A bill this session (sSB 1035) would abolish the death penalty as a sentencing option. Would offenders sentenced to life without possibility of release have any options to seek release?
sSB 1035 (1) eliminates the death penalty as a sentencing option for a capital felony committed on or after the bill's passage, thus leaving life imprisonment without the possibility of release as the penalty and (2) renames the crime of capital felony as murder with special circumstances. Thus, murder with special circumstances is punishable only by life imprisonment without the possibility of release.
Under the bill and current law, life without possibility of release means a sentence of imprisonment for the remainder of the defendant's natural life (CGS § 53a-35b). The bill explicitly bars people convicted of murder with special circumstances, as for people convicted of capital felonies under current law, from parole (CGS § 54-125a), medical parole (CGS § 54-131b), and compassionate parole (CGS § 54-131k).
Two release programs give the Department of Correction (DOC) commissioner authority to release inmates without restrictions based on the inmates' convictions.

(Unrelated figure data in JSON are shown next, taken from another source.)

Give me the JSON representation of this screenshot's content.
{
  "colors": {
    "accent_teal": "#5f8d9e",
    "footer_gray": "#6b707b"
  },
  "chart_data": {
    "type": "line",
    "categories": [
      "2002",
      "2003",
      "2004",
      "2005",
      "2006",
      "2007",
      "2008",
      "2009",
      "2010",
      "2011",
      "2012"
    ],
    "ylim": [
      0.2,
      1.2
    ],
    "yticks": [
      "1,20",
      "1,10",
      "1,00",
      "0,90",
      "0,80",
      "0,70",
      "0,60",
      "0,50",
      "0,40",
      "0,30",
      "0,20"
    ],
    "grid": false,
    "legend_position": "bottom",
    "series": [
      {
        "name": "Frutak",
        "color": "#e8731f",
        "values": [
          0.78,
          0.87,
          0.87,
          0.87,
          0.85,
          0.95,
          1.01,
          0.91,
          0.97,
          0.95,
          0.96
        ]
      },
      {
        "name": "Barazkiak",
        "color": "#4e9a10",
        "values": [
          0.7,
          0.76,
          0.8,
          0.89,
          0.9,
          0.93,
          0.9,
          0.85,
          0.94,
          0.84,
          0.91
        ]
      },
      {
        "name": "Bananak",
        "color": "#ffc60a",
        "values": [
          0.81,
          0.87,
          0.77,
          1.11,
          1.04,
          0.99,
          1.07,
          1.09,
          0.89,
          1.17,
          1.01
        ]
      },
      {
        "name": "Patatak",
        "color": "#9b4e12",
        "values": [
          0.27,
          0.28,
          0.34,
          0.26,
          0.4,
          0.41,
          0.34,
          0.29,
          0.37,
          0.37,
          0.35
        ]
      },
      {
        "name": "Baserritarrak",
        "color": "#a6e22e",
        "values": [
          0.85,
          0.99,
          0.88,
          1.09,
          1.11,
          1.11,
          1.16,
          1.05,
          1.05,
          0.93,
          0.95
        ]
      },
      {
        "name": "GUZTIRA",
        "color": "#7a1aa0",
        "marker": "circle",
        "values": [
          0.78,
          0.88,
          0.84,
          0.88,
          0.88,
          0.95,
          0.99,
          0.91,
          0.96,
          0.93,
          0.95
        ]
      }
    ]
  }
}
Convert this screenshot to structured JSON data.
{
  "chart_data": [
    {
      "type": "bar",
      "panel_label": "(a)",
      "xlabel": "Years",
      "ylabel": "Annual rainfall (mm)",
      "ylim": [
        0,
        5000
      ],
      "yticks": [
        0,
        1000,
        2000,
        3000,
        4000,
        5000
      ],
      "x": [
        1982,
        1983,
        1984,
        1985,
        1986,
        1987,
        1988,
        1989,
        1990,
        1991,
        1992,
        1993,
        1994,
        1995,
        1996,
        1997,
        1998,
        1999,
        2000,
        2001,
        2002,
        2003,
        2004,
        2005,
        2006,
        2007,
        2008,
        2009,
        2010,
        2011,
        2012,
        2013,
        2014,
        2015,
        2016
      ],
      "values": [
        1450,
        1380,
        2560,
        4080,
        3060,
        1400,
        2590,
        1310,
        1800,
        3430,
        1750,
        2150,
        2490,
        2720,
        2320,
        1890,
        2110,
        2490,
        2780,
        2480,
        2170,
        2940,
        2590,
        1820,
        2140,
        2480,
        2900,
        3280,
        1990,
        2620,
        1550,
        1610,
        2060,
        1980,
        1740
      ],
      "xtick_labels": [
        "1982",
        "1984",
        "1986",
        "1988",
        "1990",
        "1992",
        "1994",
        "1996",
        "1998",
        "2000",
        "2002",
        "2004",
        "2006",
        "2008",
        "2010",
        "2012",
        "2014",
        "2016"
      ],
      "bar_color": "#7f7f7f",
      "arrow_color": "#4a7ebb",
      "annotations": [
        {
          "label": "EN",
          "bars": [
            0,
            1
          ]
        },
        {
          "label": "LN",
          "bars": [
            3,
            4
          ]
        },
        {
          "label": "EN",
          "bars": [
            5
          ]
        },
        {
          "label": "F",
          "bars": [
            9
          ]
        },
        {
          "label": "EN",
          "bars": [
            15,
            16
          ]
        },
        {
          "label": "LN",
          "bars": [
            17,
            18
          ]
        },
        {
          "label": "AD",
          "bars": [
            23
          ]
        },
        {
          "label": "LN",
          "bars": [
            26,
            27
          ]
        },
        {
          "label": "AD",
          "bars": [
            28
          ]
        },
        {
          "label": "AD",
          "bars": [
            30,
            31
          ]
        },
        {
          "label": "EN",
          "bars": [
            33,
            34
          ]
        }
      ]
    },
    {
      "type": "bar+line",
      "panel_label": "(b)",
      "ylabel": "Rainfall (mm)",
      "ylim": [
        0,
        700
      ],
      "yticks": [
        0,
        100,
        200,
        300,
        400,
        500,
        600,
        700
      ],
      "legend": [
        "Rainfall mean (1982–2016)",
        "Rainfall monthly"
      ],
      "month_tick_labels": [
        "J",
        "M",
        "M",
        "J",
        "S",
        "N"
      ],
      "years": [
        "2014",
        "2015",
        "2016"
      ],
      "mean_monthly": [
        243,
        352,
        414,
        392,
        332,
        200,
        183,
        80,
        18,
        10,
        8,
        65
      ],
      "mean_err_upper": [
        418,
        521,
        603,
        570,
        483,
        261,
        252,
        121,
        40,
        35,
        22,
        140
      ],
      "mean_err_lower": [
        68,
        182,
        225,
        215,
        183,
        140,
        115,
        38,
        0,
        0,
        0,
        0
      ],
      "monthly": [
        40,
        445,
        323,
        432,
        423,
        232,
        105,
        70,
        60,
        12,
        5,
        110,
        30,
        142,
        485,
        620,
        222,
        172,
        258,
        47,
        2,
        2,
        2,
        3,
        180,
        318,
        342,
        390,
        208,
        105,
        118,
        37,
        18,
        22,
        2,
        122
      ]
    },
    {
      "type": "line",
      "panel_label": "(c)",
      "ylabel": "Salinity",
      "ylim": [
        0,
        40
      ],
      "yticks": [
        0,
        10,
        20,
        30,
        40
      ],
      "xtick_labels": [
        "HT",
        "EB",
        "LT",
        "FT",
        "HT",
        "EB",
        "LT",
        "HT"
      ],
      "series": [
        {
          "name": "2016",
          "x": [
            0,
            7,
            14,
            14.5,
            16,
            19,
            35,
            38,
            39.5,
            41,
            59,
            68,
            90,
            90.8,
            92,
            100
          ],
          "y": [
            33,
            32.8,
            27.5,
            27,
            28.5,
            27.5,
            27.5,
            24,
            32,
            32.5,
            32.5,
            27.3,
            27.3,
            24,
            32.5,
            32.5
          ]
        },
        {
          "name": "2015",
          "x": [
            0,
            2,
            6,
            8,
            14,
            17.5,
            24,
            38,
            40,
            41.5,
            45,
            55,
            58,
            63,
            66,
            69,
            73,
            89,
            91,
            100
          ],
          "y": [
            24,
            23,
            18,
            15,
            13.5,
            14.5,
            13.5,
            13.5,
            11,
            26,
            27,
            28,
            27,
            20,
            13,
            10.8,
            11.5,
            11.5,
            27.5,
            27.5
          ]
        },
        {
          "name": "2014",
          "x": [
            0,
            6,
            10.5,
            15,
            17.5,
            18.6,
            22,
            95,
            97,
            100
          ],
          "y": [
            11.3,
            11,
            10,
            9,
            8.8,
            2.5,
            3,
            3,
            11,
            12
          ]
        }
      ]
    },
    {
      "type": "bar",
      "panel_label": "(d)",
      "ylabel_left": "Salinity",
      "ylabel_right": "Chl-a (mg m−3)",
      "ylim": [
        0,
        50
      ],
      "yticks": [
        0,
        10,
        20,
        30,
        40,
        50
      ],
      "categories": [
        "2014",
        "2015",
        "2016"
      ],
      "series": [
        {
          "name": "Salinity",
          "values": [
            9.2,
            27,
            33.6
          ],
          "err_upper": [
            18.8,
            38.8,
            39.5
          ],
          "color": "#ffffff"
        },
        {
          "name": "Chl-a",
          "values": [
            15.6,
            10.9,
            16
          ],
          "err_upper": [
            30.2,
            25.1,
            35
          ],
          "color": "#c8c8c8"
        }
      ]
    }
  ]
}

1. The DOC commissioner or his designee has discretion to arrange to continue the employment of an inmate who is self-employed or has been regularly employed. The commissioner, his designee, or another suitable person or agency can attempt to secure suitable employment for someone or provide for the inmate's attendance at an educational institution if the inmate would profit from it. An inmate must be confined in prison when not at his or her job or educational institution. To carry out these purposes, the commissioner can transfer an inmate between prisons or to a halfway house, group home, mental health facility, or after satisfactory participation in a residential program, an approved community or private residence (CGS § 18-100).
2. The DOC commissioner can extend the limits of the place of confinement of an inmate, when there is a reasonable belief the inmate will honor the trust, by allowing the inmate to visit a specifically designated place, in or outside the state, under specified conditions for up to 45 days for the following purposes: (a) to visit a dying relative, (b) to attend a relative's funeral, (c) to obtain medical services not otherwise available, (d) to contact prospective employers, or (e) for any compelling reason consistent with rehabilitation. The commissioner can renew these furloughs (CGS § 18-101a).
These provisions are not changed by the bill. It is unclear under the law, and under the bill, whether someone sentenced to life without possibility of release, defined as a sentence of imprisonment for the remainder of the defendant's natural life, would qualify for release under these furlough and work- and education-release programs.
The bill also does not restrict the power of the Board of Pardons and Paroles to grant commutations or pardons. Thus, the board could commute a sentence entirely to immediately release an offender. It could also reduce a sentence to a specified number of years. If it did so, the board could presumably impose conditions or restrictions on a person's eligibility for release under parole or other programs or choose not to do so.